2. Allow associations to fallback to some sort of default/catchall user
entity *iff no users are defined*, for the sake of forming a complete
default association. This might be more invasive and adds a special
case.
I am not sure I understand what you looking for here. What exactly
would you need associations for if you don't really care about them?
So,
Would you be willing to accept patches for inclusion if they implemented
one of these solutions, and if so, which path would you prefer?
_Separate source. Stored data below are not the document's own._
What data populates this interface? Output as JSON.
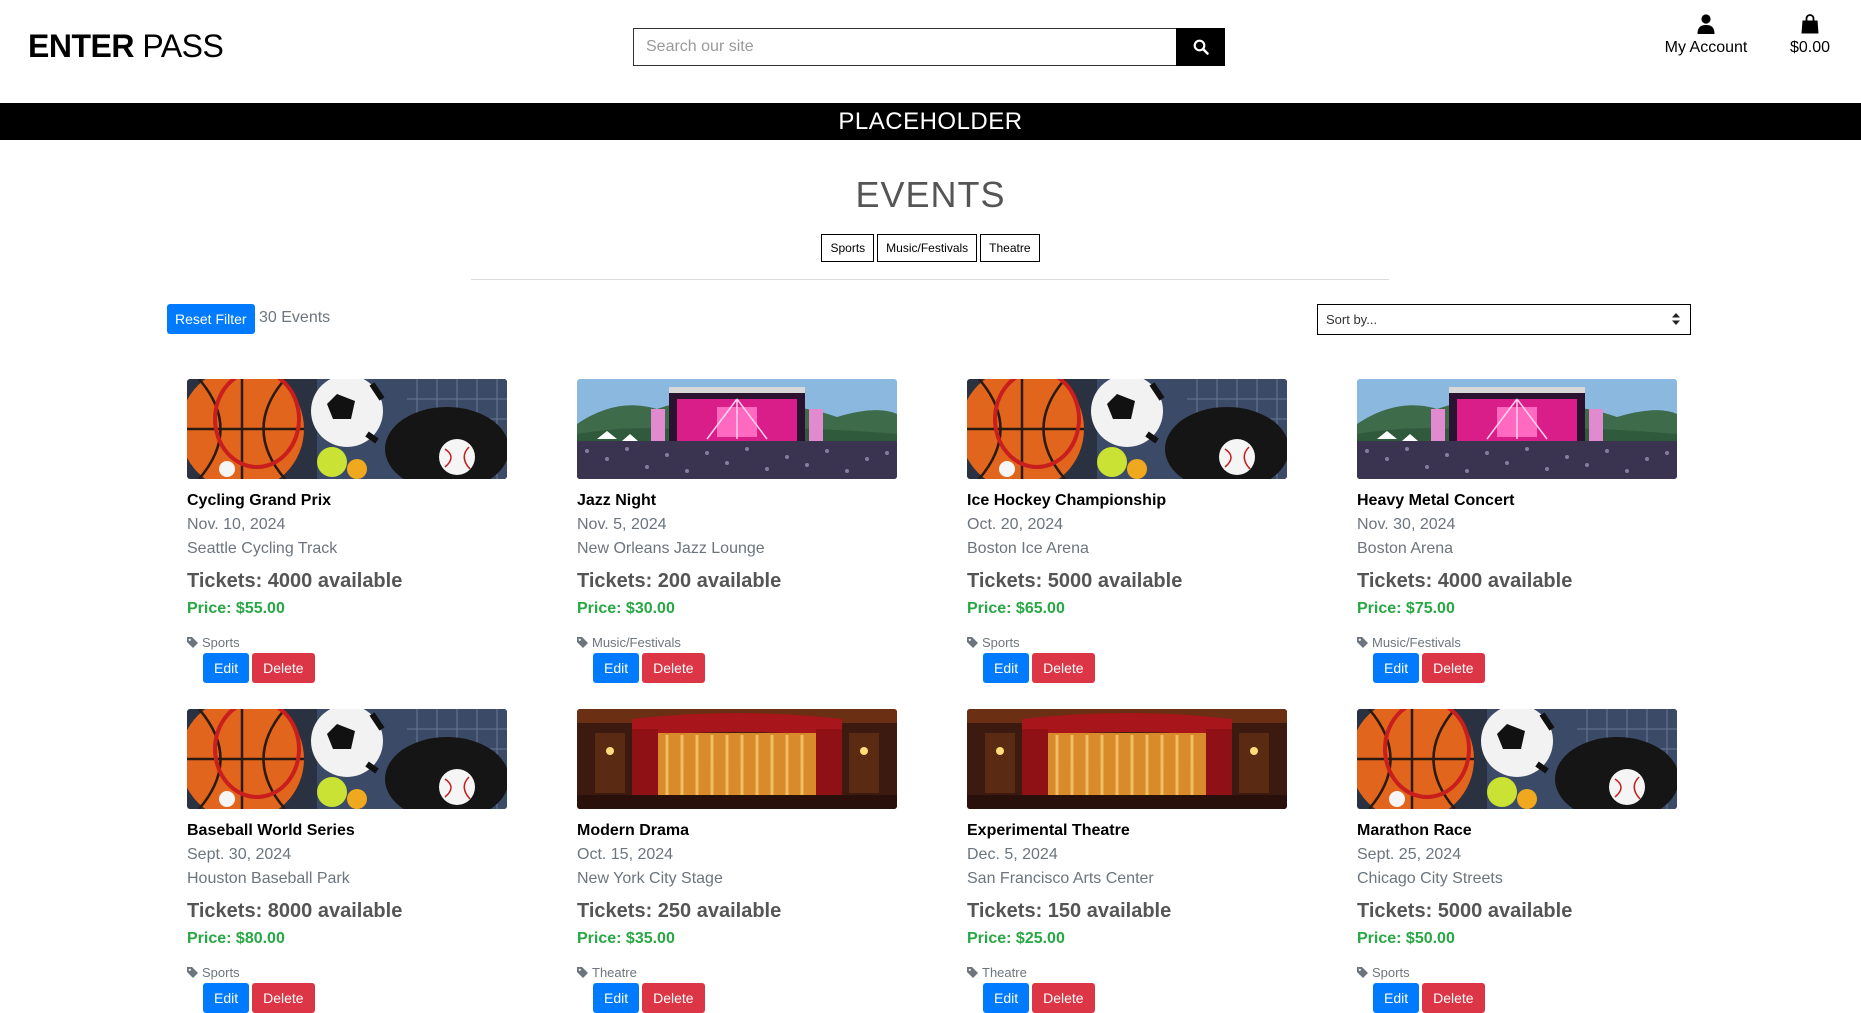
{
  "header": {
    "logo_bold": "ENTER",
    "logo_light": " PASS",
    "search_placeholder": "Search our site",
    "account_label": "My Account",
    "cart_total": "$0.00"
  },
  "banner": {
    "text": "PLACEHOLDER"
  },
  "events": {
    "title": "EVENTS",
    "filters": [
      "Sports",
      "Music/Festivals",
      "Theatre"
    ],
    "reset_label": "Reset Filter",
    "count_label": "30 Events",
    "sort_label": "Sort by..."
  },
  "cards": [
    {
      "name": "Cycling Grand Prix",
      "date": "Nov. 10, 2024",
      "venue": "Seattle Cycling Track",
      "tickets": "Tickets: 4000 available",
      "price": "Price: $55.00",
      "category": "Sports",
      "image": "sports",
      "edit": "Edit",
      "delete": "Delete"
    },
    {
      "name": "Jazz Night",
      "date": "Nov. 5, 2024",
      "venue": "New Orleans Jazz Lounge",
      "tickets": "Tickets: 200 available",
      "price": "Price: $30.00",
      "category": "Music/Festivals",
      "image": "concert",
      "edit": "Edit",
      "delete": "Delete"
    },
    {
      "name": "Ice Hockey Championship",
      "date": "Oct. 20, 2024",
      "venue": "Boston Ice Arena",
      "tickets": "Tickets: 5000 available",
      "price": "Price: $65.00",
      "category": "Sports",
      "image": "sports",
      "edit": "Edit",
      "delete": "Delete"
    },
    {
      "name": "Heavy Metal Concert",
      "date": "Nov. 30, 2024",
      "venue": "Boston Arena",
      "tickets": "Tickets: 4000 available",
      "price": "Price: $75.00",
      "category": "Music/Festivals",
      "image": "concert",
      "edit": "Edit",
      "delete": "Delete"
    },
    {
      "name": "Baseball World Series",
      "date": "Sept. 30, 2024",
      "venue": "Houston Baseball Park",
      "tickets": "Tickets: 8000 available",
      "price": "Price: $80.00",
      "category": "Sports",
      "image": "sports",
      "edit": "Edit",
      "delete": "Delete"
    },
    {
      "name": "Modern Drama",
      "date": "Oct. 15, 2024",
      "venue": "New York City Stage",
      "tickets": "Tickets: 250 available",
      "price": "Price: $35.00",
      "category": "Theatre",
      "image": "theatre",
      "edit": "Edit",
      "delete": "Delete"
    },
    {
      "name": "Experimental Theatre",
      "date": "Dec. 5, 2024",
      "venue": "San Francisco Arts Center",
      "tickets": "Tickets: 150 available",
      "price": "Price: $25.00",
      "category": "Theatre",
      "image": "theatre",
      "edit": "Edit",
      "delete": "Delete"
    },
    {
      "name": "Marathon Race",
      "date": "Sept. 25, 2024",
      "venue": "Chicago City Streets",
      "tickets": "Tickets: 5000 available",
      "price": "Price: $50.00",
      "category": "Sports",
      "image": "sports",
      "edit": "Edit",
      "delete": "Delete"
    }
  ],
  "colors": {
    "primary": "#007bff",
    "danger": "#dc3545",
    "price": "#28a745",
    "banner": "#000000"
  }
}
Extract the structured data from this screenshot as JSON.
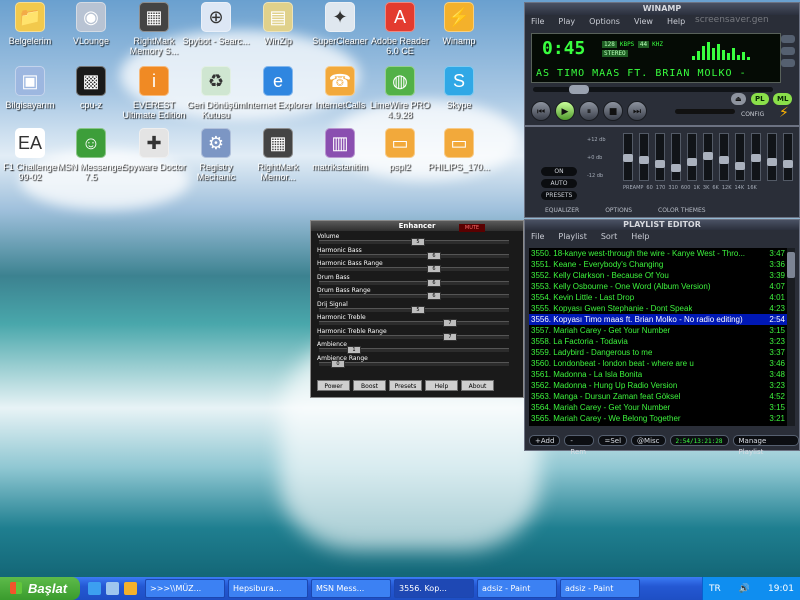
{
  "desktop": {
    "icons": [
      {
        "label": "Belgelerim",
        "glyph": "folder-icon",
        "color": "#f2c94c"
      },
      {
        "label": "VLounge",
        "glyph": "vlounge-icon",
        "color": "#b8c3d3"
      },
      {
        "label": "RightMark Memory S...",
        "glyph": "chip-icon",
        "color": "#444"
      },
      {
        "label": "Spybot - Searc...",
        "glyph": "spybot-icon",
        "color": "#dde7f5"
      },
      {
        "label": "WinZip",
        "glyph": "winzip-icon",
        "color": "#e0d18b"
      },
      {
        "label": "SuperCleaner",
        "glyph": "cleaner-icon",
        "color": "#dfe7ef"
      },
      {
        "label": "Adobe Reader 6.0 CE",
        "glyph": "pdf-icon",
        "color": "#e33b2f"
      },
      {
        "label": "Winamp",
        "glyph": "winamp-icon",
        "color": "#f4b12b"
      },
      {
        "label": "Bilgisayarım",
        "glyph": "computer-icon",
        "color": "#9db7e0"
      },
      {
        "label": "cpu-z",
        "glyph": "cpu-icon",
        "color": "#1a1a1a"
      },
      {
        "label": "EVEREST Ultimate Edition",
        "glyph": "info-icon",
        "color": "#f08a24"
      },
      {
        "label": "Geri Dönüşüm Kutusu",
        "glyph": "recycle-icon",
        "color": "#cfe6d1"
      },
      {
        "label": "Internet Explorer",
        "glyph": "ie-icon",
        "color": "#2f86e0"
      },
      {
        "label": "InternetCalls",
        "glyph": "calls-icon",
        "color": "#f2a93b"
      },
      {
        "label": "LimeWire PRO 4.9.28",
        "glyph": "limewire-icon",
        "color": "#52b148"
      },
      {
        "label": "Skype",
        "glyph": "skype-icon",
        "color": "#30a8e6"
      },
      {
        "label": "F1 Challenge 99-02",
        "glyph": "ea-icon",
        "color": "#fff"
      },
      {
        "label": "MSN Messenger 7.5",
        "glyph": "msn-icon",
        "color": "#3d9e3a"
      },
      {
        "label": "Spyware Doctor",
        "glyph": "doctor-icon",
        "color": "#e4e4e4"
      },
      {
        "label": "Registry Mechanic",
        "glyph": "registry-icon",
        "color": "#7c96c4"
      },
      {
        "label": "RightMark Memor...",
        "glyph": "chip-icon",
        "color": "#444"
      },
      {
        "label": "matrikstanitim",
        "glyph": "winrar-icon",
        "color": "#8a4fb0"
      },
      {
        "label": "pspl2",
        "glyph": "file-icon",
        "color": "#f2a93b"
      },
      {
        "label": "PHILIPS_170...",
        "glyph": "file-icon",
        "color": "#f2a93b"
      }
    ]
  },
  "winamp": {
    "title": "WINAMP",
    "menu": [
      "File",
      "Play",
      "Options",
      "View",
      "Help"
    ],
    "time": "0:45",
    "kbps": "KBPS",
    "kbps_val": "128",
    "khz": "KHZ",
    "khz_val": "44",
    "stereo": "STEREO",
    "marquee": "AS  TIMO MAAS FT. BRIAN MOLKO -",
    "config": "CONFIG",
    "pl_btn": "PL",
    "ml_btn": "ML",
    "accent": "#39ff3f"
  },
  "equalizer": {
    "labels": [
      "ON",
      "AUTO",
      "PRESETS"
    ],
    "freqs": [
      "PREAMP",
      "60",
      "170",
      "310",
      "600",
      "1K",
      "3K",
      "6K",
      "12K",
      "14K",
      "16K"
    ],
    "db": [
      "+12 db",
      "+0 db",
      "-12 db"
    ],
    "tabs": [
      "EQUALIZER",
      "OPTIONS",
      "COLOR THEMES"
    ],
    "watermark": "screensaver.gen"
  },
  "playlist": {
    "title": "PLAYLIST EDITOR",
    "menu": [
      "File",
      "Playlist",
      "Sort",
      "Help"
    ],
    "rows": [
      {
        "text": "3550. 18-kanye west-through the wire - Kanye West - Thro...",
        "time": "3:47"
      },
      {
        "text": "3551. Keane - Everybody's Changing",
        "time": "3:36"
      },
      {
        "text": "3552. Kelly Clarkson - Because Of You",
        "time": "3:39"
      },
      {
        "text": "3553. Kelly Osbourne - One Word (Album Version)",
        "time": "4:07"
      },
      {
        "text": "3554. Kevin Little - Last Drop",
        "time": "4:01"
      },
      {
        "text": "3555. Kopyası Gwen Stephanie - Dont Speak",
        "time": "4:23"
      },
      {
        "text": "3556. Kopyası Timo maas ft. Brian Molko - No radio editing)",
        "time": "2:54"
      },
      {
        "text": "3557. Mariah Carey - Get Your Number",
        "time": "3:15"
      },
      {
        "text": "3558. La Factoria - Todavia",
        "time": "3:23"
      },
      {
        "text": "3559. Ladybird - Dangerous to me",
        "time": "3:37"
      },
      {
        "text": "3560. Londonbeat - london beat - where are u",
        "time": "3:46"
      },
      {
        "text": "3561. Madonna - La Isla Bonita",
        "time": "3:48"
      },
      {
        "text": "3562. Madonna - Hung Up Radio Version",
        "time": "3:23"
      },
      {
        "text": "3563. Manga - Dursun Zaman feat Göksel",
        "time": "4:52"
      },
      {
        "text": "3564. Mariah Carey - Get Your Number",
        "time": "3:15"
      },
      {
        "text": "3565. Mariah Carey - We Belong Together",
        "time": "3:21"
      }
    ],
    "selected_index": 6,
    "footer": {
      "add": "+Add",
      "rem": "-Rem",
      "sel": "=Sel",
      "misc": "@Misc",
      "time": "2:54/13:21:28",
      "manage": "Manage Playlist"
    }
  },
  "enhancer": {
    "title": "Enhancer",
    "mute": "MUTE",
    "rows": [
      {
        "label": "Volume",
        "value": "5"
      },
      {
        "label": "Harmonic Bass",
        "value": "6"
      },
      {
        "label": "Harmonic Bass Range",
        "value": "6"
      },
      {
        "label": "Drum Bass",
        "value": "6"
      },
      {
        "label": "Drum Bass Range",
        "value": "6"
      },
      {
        "label": "Drij Signal",
        "value": "5"
      },
      {
        "label": "Harmonic Treble",
        "value": "7"
      },
      {
        "label": "Harmonic Treble Range",
        "value": "7"
      },
      {
        "label": "Ambience",
        "value": "1"
      },
      {
        "label": "Ambience Range",
        "value": "0"
      }
    ],
    "buttons": [
      "Power",
      "Boost",
      "Presets",
      "Help",
      "About"
    ]
  },
  "taskbar": {
    "start": "Başlat",
    "tasks": [
      ">>>\\\\MÜZ...",
      "Hepsibura...",
      "MSN Mess...",
      "3556. Kop...",
      "adsiz - Paint",
      "adsiz - Paint"
    ],
    "active_task": 3,
    "tray_lang": "TR",
    "clock": "19:01"
  }
}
All patches should be made against the development branch, which at this
current time is 2.4. Sending them to this list would be fine.
Danny
Thanks,
V. Ram.
On Monday, November 28, 2011 2:00 PM, "Danny Auble"<[email protected]>
wrote:
You can modify the function in src/slurmctld/job_mgr.c
_determine_and_validate_qos() to do what you need. Just remove the last
check in the function and you should get what you want.
Danny
On 11/28/11 13:50, V. Ram wrote:
Hello Slurm folks,
I would like to take advantage of the scheduling priorities and limits
associated with QOS values, without having to explicitly add every
single user to to the accounting database. Is this possible? I don't
need the other accounting attributes per se, like bookkeeping against
various bank accounts, etc. The limits, priorities, and pre-emption
settings available via QOS entries are enough for our needs. Can QOS be
done without explicitly identifying whole associations? I'm even
prepared to not use AccountingStorageEnforce, so long as I'd be able to
set a default QOS for users that don't supply a QOS value when they
submit jobs.
I realize that enforcing explicit user permissions serves as a form of
access control many administrators would want, but in our use case it
wouldn't be necessary. Or if this is unavoidable, can Unix groups be
used in lieu of explicitly adding individual users?